On February 25, 2025, IBM announced its intention to acquire DataStax.

On May 28, 2025, IBM announced that it had officially acquired DataStax.

==Products==
===Astra DB===
Astra DB is available on cloud services such as Microsoft Azure, Amazon Web Services, and Google Cloud Platform. In February 2021, DataStax announced the serverless version of Astra DB, offering developers pay-as-you-go data.

In March 2022, DataStax introduced new change data capture (CDC) capabilities to its Astra DB cloud service. Astra DB CDC is powered by Apache Pulsar, which allows developers to manage operational and streaming data in one place. DataStax leads the open-source Starlight,
which provides a compatibility layer for different protocols on top of Apache Pulsar.

On February 8, 2023, DataStax launched Astra Block, a cloud-based service based on the Ethereum blockchain to support building Web3 applications, available as part of Astra DB. Astra Block can be used by developers to stream enhanced data from the Ethereum blockchain to build or scale Web3 experiences on Astra DB.

Astra DB supports open source LangChain technology, making it easier for developers to create generative AI applications.

===DSE===
Version 1.0 of the DataStax Enterprise (DSE), released in October 2011, was the first commercial distribution of the Cassandra database, designed to provide real-time application performance and heavy analytics on the same physical infrastructure. It grew to include advanced security controls, graph database models, operational analytics and advanced search capabilities.

In April 2016, the company announced the release of DataStax Enterprise Graph, adding graph data model functionality to DSE.

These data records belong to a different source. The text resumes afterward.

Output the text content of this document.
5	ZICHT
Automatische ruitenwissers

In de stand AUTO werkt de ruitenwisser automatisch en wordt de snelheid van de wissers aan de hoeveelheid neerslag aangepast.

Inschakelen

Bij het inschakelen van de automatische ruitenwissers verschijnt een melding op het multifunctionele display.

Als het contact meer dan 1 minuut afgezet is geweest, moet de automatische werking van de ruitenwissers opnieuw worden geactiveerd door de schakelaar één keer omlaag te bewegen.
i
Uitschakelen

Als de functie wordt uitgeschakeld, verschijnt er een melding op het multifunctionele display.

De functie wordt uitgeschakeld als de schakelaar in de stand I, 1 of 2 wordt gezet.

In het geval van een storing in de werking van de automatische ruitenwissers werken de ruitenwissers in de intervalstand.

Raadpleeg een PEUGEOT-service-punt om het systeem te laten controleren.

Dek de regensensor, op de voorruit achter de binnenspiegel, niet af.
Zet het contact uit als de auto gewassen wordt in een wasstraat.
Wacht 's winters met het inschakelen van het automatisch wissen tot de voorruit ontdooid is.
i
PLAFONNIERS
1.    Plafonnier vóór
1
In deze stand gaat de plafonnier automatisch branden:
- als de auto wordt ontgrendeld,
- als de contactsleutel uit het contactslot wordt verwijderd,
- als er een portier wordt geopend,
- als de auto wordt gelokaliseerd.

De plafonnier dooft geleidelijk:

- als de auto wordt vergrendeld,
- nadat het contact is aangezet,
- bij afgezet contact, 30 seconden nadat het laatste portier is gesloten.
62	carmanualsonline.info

In March 2017, DataStax announced the release of its DSE platform 5.1, which included improved search capabilities, improved security control, improvements to its Graph data management and improvements to operational analytics performance. DataStax also announced a shift in strategy, with an added focus on customer experience applications. Rather than a new set of technologies, the company started to offer advice on best practice to users of its core DSE platform.

In April 2018, DataStax released DSE 6, with the new version focused on businesses using a hybrid cloud computing model, with all the benefits of a distributed cloud database on any public cloud or on-premise, twice the responsiveness and ability to handle twice the throughput.

In December 2018, DataStax released DSE 6.7, which offers enterprise customers five key new feature upgrades, including: improved analytics, geospatial search, improved data protection in the cloud, enhanced performance insights and new developer integration tools with Apache Kafka Connector and certified production Docker images.

In April 2020, DataStax released DSE 6.8, offering enterprises new capabilities for bare-metal performance and to support more workloads, and serving as a Kubernetes operator for Cassandra.

DSE 7.0 was introduced in August 2023. It offers enhancements in cloud-native operations and generative AI capabilities, and includes vector search.

==Funding and IPO==
In September 2014, DataStax raised in a Series E funding round, raising the total investment in the company to . On June 15, 2022, the company announced it had raised an additional , at a valuation.

In 2020, Mergermarket reported that DataStax was preparing for an initial public offering that could launch in 2021. However, in June 2022, DataStax CEO Chet Kapoor said that the company would not rush into an IPO.